Terrance Hayes, the VFW’s director of communications, met with the VA leadership twice this week and said that he’s received few answers and heard little about it.

“It feels like they’ve talked about everything but [the study],” he said.

It is not just advocacy groups that are upset that veterans were used in a study for a drug that only had anecdotal support within the medical community, which Dr. Anthony Fauci, the director of the National Institute of Allergy and Infectious Diseases, has warned could be a false hope.

Rep. Mark Takano, D-Calif., the chairman of the House Veterans Affairs Committee., said while the results may be preliminary, he found the data released by the VA to be concerning and showed that it “may be premature to treat veterans” with the drug, “particularly in light of NIH recommending these drugs not be used.”

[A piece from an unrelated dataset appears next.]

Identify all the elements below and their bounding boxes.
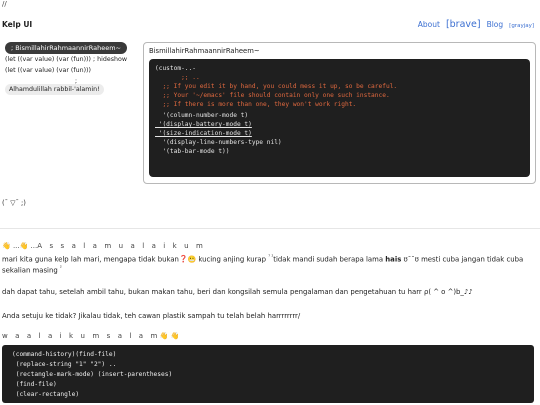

“I’m not convinced we’re ready for widespread off-label use of hydroxychloroquine at VA — especially when the administration hasn’t done enough research on its safety and efficacy for treating COVID-19,” he added. “When it comes to treating our veterans, we must rely on expert opinion and the proven science that leads to consistent guidance across the country.”

Rep. Ruben Gallego, a Democratic member of Takano’s committee and an Iraq War veteran from Arizona, went further, saying he was outraged that the VA appeared to turn veterans into experimental subjects to support an unproven treatment touted by the president.

“I think the most important thing is we need to keep veterans safe, not necessarily being test labs for the president to score political points,” Gallego said.

As the pandemic has spread across the United States, veteran service organizations, or VSOs, have said numerous times that the country’s second largest government agency charged with caring for the nation’s veteran population has remained tightlipped regarding its response to the spread of the coronavirus.

Many say they are concerned about reports that some veteran hospitals across the country have run short on PPE, despite the VA continuing to say that it has enough in stock.

The lack of specificity and media availability by department leadership has some concerned.

“The largest health care provider in the country and the backstop for the civilian health care system isn’t out front being heard from and having questions asked of it on a daily basis?” Butler said. “From the basic standpoint of a democratic society facing one of the largest health crises in a century, that seems incorrect and inappropriate.”